Пашка бросил взгляд на телеэкран и вздохнул.
– Охо-хо…
Курятин, разобравшись с выборами, перешел к следующей рубрике, название которой содрал у Центрального телевидения – «Люди недели». Мог бы и сам что-нибудь придумать. Например, «Первая шеренга», «Наши рулевые», «Ударники капиталистического труда». Большинство его «гостей» скорее подошли бы для раздела «криминальной хроники» – по их биографиям можно было изучить не один раздел головного кодекса. Правда, теперь все они – уважаемые люди… Лицо сегодняшнего Вениного собеседника показалось мне до боли знакомым и родным. Где же ты был, родимый? И где сейчас подрабатываешь детишкам на молочишко? Я сделал звук погромче. Так, ясно, дослужился до заместителя председателя совета директоров крупного московского банка. Ах, оказывается, приехал в родные края не с пустыми руками. Внес благотворительные взносы в детский дом, краеведческий музей, обещает поддержать областной драматический театр. Рябушинский ты наш, Савва Морозов, Третьяков! Как же мы без тебя жили все эти долгие годы?.. Послушаем, какие у тебя дела в нашем городе помимо покровительства искусствам, а также заботы о сирых и убогих. Понятно, через этот банк осуществляется государственное финансирование программы «Жилье» и несколько крупных инвестиционных проектов.

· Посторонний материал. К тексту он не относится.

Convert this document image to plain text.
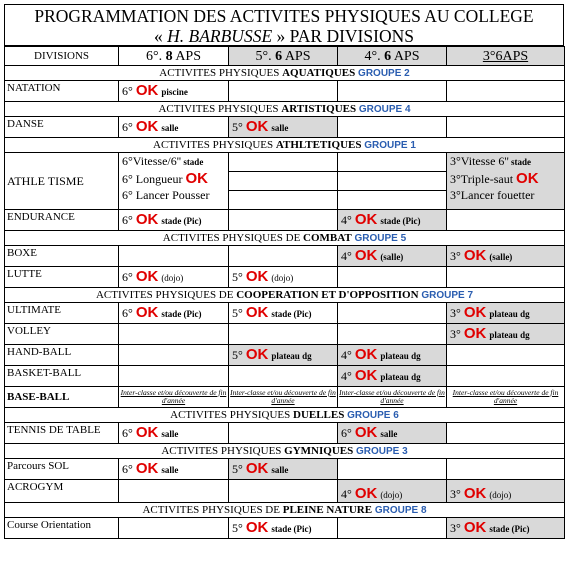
PROGRAMMATION DES ACTIVITES PHYSIQUES AU COLLEGE
« H. BARBUSSE » PAR DIVISIONS
DIVISIONS	6°. 8 APS	5°. 6 APS	4°. 6 APS	3°6APS
ACTIVITES PHYSIQUES AQUATIQUES GROUPE 2				
NATATION	6° OK piscine			
ACTIVITES PHYSIQUES ARTISTIQUES GROUPE 4				
DANSE	6° OK salle	5° OK salle		
ACTIVITES PHYSIQUES ATHLTETIQUES GROUPE 1				
ATHLE TISME	6°Vitesse/6'' stade
6° Longueur OK
6° Lancer Pousser			3°Vitesse 6'' stade
3°Triple-saut OK
3°Lancer fouetter

ENDURANCE	6° OK stade (Pic)		4° OK stade (Pic)	
ACTIVITES PHYSIQUES DE COMBAT GROUPE 5				
BOXE			4° OK (salle)	3° OK (salle)
LUTTE	6° OK (dojo)	5° OK (dojo)		
ACTIVITES PHYSIQUES DE COOPERATION ET D'OPPOSITION GROUPE 7				
ULTIMATE	6° OK stade (Pic)	5° OK stade (Pic)		3° OK plateau dg
VOLLEY				3° OK plateau dg
HAND-BALL		5° OK plateau dg	4° OK plateau dg	
BASKET-BALL			4° OK plateau dg	
BASE-BALL	Inter-classe et/ou découverte de fin d'année	Inter-classe et/ou découverte de fin d'année	Inter-classe et/ou découverte de fin d'année	Inter-classe et/ou découverte de fin d'année
ACTIVITES PHYSIQUES DUELLES GROUPE 6				
TENNIS DE TABLE	6° OK salle		6° OK salle	
ACTIVITES PHYSIQUES GYMNIQUES GROUPE 3				
Parcours SOL	6° OK salle	5° OK salle		
ACROGYM			4° OK (dojo)	3° OK (dojo)
ACTIVITES PHYSIQUES DE PLEINE NATURE GROUPE 8				
Course Orientation		5° OK stade (Pic)		3° OK stade (Pic)
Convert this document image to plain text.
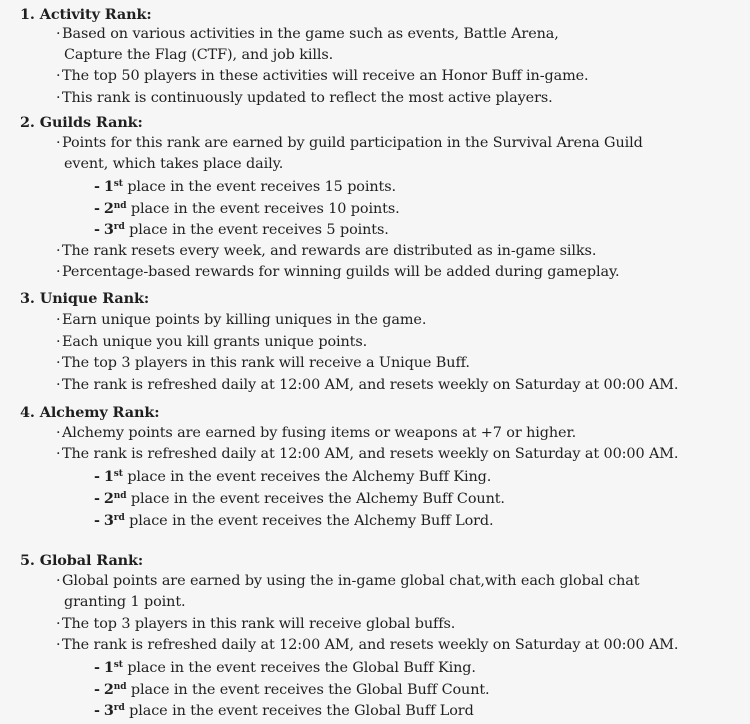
1. Activity Rank:
· Based on various activities in the game such as events, Battle Arena,
Capture the Flag (CTF), and job kills.
· The top 50 players in these activities will receive an Honor Buff in-game.
· This rank is continuously updated to reflect the most active players.
2. Guilds Rank:
· Points for this rank are earned by guild participation in the Survival Arena Guild
event, which takes place daily.
- 1st place in the event receives 15 points.
- 2nd place in the event receives 10 points.
- 3rd place in the event receives 5 points.
· The rank resets every week, and rewards are distributed as in-game silks.
· Percentage-based rewards for winning guilds will be added during gameplay.
3. Unique Rank:
· Earn unique points by killing uniques in the game.
· Each unique you kill grants unique points.
· The top 3 players in this rank will receive a Unique Buff.
· The rank is refreshed daily at 12:00 AM, and resets weekly on Saturday at 00:00 AM.
4. Alchemy Rank:
· Alchemy points are earned by fusing items or weapons at +7 or higher.
· The rank is refreshed daily at 12:00 AM, and resets weekly on Saturday at 00:00 AM.
- 1st place in the event receives the Alchemy Buff King.
- 2nd place in the event receives the Alchemy Buff Count.
- 3rd place in the event receives the Alchemy Buff Lord.
5. Global Rank:
· Global points are earned by using the in-game global chat,with each global chat
granting 1 point.
· The top 3 players in this rank will receive global buffs.
· The rank is refreshed daily at 12:00 AM, and resets weekly on Saturday at 00:00 AM.
- 1st place in the event receives the Global Buff King.
- 2nd place in the event receives the Global Buff Count.
- 3rd place in the event receives the Global Buff Lord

– Программа «Жилье», – хмыкнул Норгулин. – Значит, теперь в городе даже собачьей будки не построят.
"Гость недели» выглядел прекрасно, был уверен в себе, говорил бодро и убежденно. Озабоченный и скорбный Веня (а-ля Караулов в провинциальном исполнении) журчал, как вода в унитазе: «А каковы ваши планы?», «А что вы ощущаете, вернувшись после стольких лет в родной город?», «А как нам обустроить Россию?» Веня из кожи вон лез, чтобы показать свою журналистскую цепкость и крутость.
– Не секрет, что в вашей биографии бывало всякое. Судьба порой обходилась с вами жестко и даже жестоко.
– Что греха таить – сидел. Времена-то какие были! Коммунисты у власти. Сами от жира лопались, но следили очень пристально, как бы кто лишней крошки не ухватил. Предприимчивость проявил, людям хорошо сделал, вроде бы премию надо давать, а ты получаешь по голове, по шее.
– По ребрам. По ногам. По хоботу, – в тон ему пробурчал Пашка.
– Административно-командная система не терпела даже малейшего проявления инициативы и предприимчивости, деловой активности, – радостно запел Веня, взгромоздившись на своего любимого конька. – Правила бал уравниловка. Господ коммунистов устраивало, что все бедные. Лишь бы не было богатых. Лучшие люди, составляющие опору любого цивилизованного государства, гордость общества, становились изгоями.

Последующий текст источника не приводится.